While this novel setup allows for a system that basically self-regulates for higher- or lower-pressure cartridges—essentially adding extra braking force to the slide with higher-pressure +P loads—it also pipes hot propellant gasses into the frame just above the trigger guard. This soon renders pistols in the series too hot to handle, despite the addition by H&K of a heat shield. If this type of delayed-blowback just seems too pedestrian, one could always seek out a Heckler & Koch P9S pistol and get roller-delayed blowback, just like in its MP5 and G3 long guns.

The simplest way to deal with higher-pressure cartridges, though, is to go with a locked-breech, recoil-operated action. The most common version of this, used in by far the majority of recoil-operated pistols, is the classic tilting barrel setup, another innovation of John Moses Browning. The slide and barrel are locked together for the first part of their travel rearward until the barrel cams down and comes to a stop, allowing the slide to continue to the rear and extract and eject the spent case.
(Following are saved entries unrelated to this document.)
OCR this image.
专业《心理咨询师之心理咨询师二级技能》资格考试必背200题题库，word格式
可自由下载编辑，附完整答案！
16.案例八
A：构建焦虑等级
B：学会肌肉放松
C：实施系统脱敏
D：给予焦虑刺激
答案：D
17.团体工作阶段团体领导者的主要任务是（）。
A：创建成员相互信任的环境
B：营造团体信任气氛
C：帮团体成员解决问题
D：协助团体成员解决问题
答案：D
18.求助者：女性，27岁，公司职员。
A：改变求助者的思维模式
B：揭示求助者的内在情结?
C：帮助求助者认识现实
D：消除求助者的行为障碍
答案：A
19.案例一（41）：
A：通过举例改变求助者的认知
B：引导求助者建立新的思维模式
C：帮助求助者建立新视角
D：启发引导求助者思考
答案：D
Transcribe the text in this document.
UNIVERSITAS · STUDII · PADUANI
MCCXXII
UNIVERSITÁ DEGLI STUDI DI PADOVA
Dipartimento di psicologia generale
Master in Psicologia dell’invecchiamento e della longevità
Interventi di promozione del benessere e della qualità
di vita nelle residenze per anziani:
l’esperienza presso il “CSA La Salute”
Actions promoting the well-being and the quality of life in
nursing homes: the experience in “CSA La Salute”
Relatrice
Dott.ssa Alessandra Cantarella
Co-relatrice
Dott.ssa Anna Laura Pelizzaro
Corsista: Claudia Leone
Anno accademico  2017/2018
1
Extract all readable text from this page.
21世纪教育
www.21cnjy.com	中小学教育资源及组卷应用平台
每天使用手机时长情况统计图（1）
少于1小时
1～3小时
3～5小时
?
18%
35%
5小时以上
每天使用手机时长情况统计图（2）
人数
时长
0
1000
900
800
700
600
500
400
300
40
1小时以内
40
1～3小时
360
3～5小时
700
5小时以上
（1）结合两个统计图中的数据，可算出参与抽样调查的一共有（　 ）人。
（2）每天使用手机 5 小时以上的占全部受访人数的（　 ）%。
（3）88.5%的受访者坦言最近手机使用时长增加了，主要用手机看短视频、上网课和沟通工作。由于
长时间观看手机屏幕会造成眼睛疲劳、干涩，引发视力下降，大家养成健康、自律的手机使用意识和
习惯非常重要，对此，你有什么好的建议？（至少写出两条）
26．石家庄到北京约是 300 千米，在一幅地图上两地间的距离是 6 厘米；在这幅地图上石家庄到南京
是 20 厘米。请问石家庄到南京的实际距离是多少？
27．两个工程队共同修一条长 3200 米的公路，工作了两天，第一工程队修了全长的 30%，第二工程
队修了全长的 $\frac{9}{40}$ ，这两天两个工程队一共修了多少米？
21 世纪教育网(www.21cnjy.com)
Every so often, though, it feels like a fad will sweep through for something different. In the 1990s, there was a spate of recoil-operated pistols that used a rotating barrel rather than the classic tilting barrel.

In the rotary system, the slide and barrel both start their travel locked together just like in a tilting barrel pistol, but in this case, rather than the rear of the barrel dropping down to disengage it from the slide, a cam in the frame causes the barrel to rotate, and disengages its locking lugs from the slide in that fashion.

The most successful of these in the marketplace was Beretta’s 8000-series, which is still manufactured in Turkey as the Stoeger Cougar on original Beretta tooling. Some less successful rotary-barreled pistols of the era were the compact, striker-fired SIGARMS-imported Mauser M2, which was only halfheartedly marketed by its maker, and the Colt All-American 2000, about which—well, the less said, the better. Still, if you have an itch for a rotary-barrel pistol in a modern polymer-frame configuration, Beretta can scratch that itch for you with the PX4 Storm series.

If rotating lockup has a drawback, it’s largely that it can only be made so compact (witness the fact that the smallest PX4, the subcompact, uses a conventional Browning-type tilting barrel) and it’s just not as manufacturing friendly. Enthusiasts point to its straight-line feed path and lack of vertical barrel travel as enhancements to reliability and accuracy, but the biggest bonus it seems to confer is its unusualness.

The current unusual action champion, though, is probably venerable Smith & Wesson’s new M&P 5.7, which not only has a rotating barrel, but is gas-operated!

Watch this magazine for a forthcoming review, but suffice it to say that this thing should get fans of unusual operating systems salivating.